My best assembly - Homing in on the basics

5th September 2008 at 01:00

It's the autumn term, everyone's fresh and challenges can be brought before the assembled masses. It's the ideal time to capitalise on the new energy that comes with the nervous arrival of the Year 7s and the newly invigorated Year 10s.

Sue Middleton, one of our deputy heads, wanted to raise an appeal through an assembly that would be school-wide and interesting to all year groups. She wanted it to be local, with a national message, to have the pupils empathise with those they were helping and, more importantly, to have the school make a difference in the community.

As the autumn term is traditionally linked to harvest time, it made sense to echo those themes in the appeal by gathering food from those who have it, to redistribute it to those who do not. The tricky part is to capture the imagination and heart of those different year groups in one assembly.

Sue decided that in order for her to speak passionately on the subject, she would need to experience what the recipients feel on a day-to-day basis. This is how she found herself wrapped in a blanket in a Brighton shop doorway one evening.
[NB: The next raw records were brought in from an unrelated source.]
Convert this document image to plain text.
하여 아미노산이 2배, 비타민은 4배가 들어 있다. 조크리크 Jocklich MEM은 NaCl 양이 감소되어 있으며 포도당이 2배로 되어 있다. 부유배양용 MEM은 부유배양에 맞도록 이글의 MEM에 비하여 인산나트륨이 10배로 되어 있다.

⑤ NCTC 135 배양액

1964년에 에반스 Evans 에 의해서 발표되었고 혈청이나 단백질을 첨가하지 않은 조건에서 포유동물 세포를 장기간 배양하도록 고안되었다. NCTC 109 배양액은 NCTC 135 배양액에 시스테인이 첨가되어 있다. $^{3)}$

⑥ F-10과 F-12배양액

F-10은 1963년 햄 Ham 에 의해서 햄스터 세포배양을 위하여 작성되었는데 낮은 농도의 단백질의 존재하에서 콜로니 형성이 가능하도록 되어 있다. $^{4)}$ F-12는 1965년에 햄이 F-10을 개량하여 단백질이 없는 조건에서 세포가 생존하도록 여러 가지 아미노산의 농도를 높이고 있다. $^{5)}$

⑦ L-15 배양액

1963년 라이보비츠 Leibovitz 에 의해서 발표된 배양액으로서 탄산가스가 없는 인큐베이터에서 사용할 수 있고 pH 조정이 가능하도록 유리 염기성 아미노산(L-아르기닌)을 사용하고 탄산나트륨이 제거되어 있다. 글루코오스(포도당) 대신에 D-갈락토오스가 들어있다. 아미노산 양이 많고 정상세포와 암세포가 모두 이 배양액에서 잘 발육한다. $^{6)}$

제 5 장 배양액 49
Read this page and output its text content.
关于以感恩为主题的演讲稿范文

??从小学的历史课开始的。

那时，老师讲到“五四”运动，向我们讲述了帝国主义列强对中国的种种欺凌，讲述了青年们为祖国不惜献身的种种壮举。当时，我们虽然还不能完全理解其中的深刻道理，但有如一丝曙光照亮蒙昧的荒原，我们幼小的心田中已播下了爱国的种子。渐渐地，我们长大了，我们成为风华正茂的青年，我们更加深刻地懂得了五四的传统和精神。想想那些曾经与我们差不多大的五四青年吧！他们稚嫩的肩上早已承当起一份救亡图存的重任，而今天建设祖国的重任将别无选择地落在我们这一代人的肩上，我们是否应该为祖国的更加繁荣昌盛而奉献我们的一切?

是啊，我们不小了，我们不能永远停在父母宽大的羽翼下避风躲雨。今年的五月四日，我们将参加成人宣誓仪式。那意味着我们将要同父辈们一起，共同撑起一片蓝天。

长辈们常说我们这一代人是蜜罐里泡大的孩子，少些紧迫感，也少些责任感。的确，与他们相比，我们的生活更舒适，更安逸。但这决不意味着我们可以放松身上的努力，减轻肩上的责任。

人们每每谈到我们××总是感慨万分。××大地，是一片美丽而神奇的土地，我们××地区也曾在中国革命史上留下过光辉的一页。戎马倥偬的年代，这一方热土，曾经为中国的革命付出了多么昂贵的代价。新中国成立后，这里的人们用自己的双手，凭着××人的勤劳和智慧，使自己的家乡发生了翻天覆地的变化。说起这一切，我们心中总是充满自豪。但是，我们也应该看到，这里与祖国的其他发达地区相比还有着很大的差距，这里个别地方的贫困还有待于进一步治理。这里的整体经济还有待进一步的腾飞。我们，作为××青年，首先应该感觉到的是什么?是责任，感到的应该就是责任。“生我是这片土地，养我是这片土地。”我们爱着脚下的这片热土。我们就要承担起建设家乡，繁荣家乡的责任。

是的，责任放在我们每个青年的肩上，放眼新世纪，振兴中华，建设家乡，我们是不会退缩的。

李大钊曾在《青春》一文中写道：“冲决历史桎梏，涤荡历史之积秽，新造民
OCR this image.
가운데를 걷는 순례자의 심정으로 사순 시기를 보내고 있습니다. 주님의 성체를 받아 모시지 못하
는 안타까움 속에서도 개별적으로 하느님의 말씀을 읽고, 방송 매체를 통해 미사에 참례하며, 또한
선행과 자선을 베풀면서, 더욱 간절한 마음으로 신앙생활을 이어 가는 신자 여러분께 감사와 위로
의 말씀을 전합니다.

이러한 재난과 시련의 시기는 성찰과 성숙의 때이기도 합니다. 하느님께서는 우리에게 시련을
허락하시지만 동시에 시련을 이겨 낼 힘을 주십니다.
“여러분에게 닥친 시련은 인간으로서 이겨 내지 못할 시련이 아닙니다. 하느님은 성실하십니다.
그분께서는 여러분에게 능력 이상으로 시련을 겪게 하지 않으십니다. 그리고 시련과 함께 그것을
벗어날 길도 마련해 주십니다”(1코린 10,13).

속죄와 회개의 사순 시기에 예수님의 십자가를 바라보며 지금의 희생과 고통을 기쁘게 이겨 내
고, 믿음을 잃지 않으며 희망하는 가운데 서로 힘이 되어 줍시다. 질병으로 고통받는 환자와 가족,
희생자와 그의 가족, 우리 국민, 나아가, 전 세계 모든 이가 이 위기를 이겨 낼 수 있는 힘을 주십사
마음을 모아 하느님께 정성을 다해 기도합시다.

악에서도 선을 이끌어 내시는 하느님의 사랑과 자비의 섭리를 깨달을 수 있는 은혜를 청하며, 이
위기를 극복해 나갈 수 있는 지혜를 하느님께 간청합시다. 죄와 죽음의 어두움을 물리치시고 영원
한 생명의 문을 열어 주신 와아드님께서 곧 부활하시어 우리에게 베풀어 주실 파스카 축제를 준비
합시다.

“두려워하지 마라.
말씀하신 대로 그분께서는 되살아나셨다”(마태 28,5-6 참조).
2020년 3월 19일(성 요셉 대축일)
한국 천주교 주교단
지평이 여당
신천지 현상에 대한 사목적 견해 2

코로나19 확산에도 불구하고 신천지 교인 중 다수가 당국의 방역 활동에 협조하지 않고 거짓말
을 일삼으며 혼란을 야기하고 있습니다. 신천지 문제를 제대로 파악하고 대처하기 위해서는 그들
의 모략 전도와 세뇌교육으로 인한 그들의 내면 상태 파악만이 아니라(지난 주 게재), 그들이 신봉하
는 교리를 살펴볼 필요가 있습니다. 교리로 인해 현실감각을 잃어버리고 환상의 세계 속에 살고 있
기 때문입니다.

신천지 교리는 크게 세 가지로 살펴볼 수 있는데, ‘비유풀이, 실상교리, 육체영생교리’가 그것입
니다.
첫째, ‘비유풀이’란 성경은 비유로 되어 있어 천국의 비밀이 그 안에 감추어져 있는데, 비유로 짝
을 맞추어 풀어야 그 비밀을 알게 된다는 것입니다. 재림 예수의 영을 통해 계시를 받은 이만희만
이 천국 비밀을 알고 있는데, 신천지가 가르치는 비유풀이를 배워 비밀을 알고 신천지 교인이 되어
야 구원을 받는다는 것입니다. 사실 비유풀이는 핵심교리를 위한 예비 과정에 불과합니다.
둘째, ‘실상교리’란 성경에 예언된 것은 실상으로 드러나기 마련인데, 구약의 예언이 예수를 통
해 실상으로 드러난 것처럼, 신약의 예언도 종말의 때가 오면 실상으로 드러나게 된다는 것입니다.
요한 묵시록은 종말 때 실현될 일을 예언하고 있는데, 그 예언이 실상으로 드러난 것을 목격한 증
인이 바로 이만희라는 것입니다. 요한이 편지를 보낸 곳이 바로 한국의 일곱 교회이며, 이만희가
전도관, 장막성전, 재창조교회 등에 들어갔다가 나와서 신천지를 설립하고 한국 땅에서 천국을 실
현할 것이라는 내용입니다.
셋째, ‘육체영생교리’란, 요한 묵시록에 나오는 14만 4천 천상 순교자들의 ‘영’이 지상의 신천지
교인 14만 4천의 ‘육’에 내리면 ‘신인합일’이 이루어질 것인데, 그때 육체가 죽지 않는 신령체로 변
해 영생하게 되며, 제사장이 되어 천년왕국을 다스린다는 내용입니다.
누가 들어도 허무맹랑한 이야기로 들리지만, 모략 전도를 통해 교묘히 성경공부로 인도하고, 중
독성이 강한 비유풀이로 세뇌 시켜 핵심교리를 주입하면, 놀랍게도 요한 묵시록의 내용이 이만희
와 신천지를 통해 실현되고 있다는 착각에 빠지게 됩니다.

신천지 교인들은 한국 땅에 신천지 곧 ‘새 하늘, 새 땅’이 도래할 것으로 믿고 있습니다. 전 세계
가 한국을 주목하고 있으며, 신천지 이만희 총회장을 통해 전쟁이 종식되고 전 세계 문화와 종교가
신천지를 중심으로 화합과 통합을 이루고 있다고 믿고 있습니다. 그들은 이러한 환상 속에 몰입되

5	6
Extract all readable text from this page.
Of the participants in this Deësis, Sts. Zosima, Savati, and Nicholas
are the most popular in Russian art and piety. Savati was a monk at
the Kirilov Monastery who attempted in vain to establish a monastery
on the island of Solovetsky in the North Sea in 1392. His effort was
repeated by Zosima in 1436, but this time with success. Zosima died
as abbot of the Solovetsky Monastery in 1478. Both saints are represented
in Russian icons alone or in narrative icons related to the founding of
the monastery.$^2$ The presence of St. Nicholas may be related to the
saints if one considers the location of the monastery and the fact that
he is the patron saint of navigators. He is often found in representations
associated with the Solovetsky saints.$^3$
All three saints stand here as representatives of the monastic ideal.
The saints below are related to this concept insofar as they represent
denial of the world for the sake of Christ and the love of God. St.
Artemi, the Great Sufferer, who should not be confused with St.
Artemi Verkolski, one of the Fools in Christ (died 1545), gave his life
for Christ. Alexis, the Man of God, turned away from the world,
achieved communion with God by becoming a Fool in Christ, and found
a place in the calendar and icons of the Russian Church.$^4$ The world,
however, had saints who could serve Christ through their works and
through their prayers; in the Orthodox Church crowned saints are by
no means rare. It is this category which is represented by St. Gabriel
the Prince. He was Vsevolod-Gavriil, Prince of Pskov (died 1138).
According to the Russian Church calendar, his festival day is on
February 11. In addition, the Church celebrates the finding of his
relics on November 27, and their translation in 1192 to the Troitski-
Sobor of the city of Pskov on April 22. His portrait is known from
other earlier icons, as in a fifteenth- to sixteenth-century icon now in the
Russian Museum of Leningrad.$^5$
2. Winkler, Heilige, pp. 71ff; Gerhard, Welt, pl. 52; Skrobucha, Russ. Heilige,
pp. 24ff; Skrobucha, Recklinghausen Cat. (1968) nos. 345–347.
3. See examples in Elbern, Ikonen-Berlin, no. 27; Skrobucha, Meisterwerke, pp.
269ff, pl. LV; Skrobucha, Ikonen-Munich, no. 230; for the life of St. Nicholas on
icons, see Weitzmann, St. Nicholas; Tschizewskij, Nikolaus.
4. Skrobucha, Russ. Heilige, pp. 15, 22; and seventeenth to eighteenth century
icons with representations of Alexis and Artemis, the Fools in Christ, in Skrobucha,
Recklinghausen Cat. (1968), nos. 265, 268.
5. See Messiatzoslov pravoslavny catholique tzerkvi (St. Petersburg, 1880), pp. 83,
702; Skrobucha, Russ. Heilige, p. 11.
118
She recorded her experiences on film and prepared a PowerPoint display to highlight the difficulties she faced during just one evening.

The charity First Base is an open-door centre for homeless and vulnerable men and women in Brighton and Hove.

It provides a range of services, such as cheap and nutritious lunches, shower and laundry facilities, information and advice services. Sue liaised with the charity and prepared a list of items that would be most helpful to the recipients: tins of soup, meat and beans, shower gel, new toothbrushes, packets of pasta, new socks and warm coats. This list was given to the pupils by form tutors during registration.

This way, the smallest contribution could make a valid difference, and all pupils and staff at the school could get involved. The pupils helped with the collection and delivery to the charity. They could see how their appeal helped give someone a hot meal that day or allowed them to have a shower - basic rights that they previously had taken for granted.

In every town and city there are small charities that often get overshadowed by bigger charities' advertising budgets, but would benefit from a local school giving them sustained support each autumn and taking an active part in their community.

Katy Poole is a drama teacher at Dorothy Stringer High School in Brighton.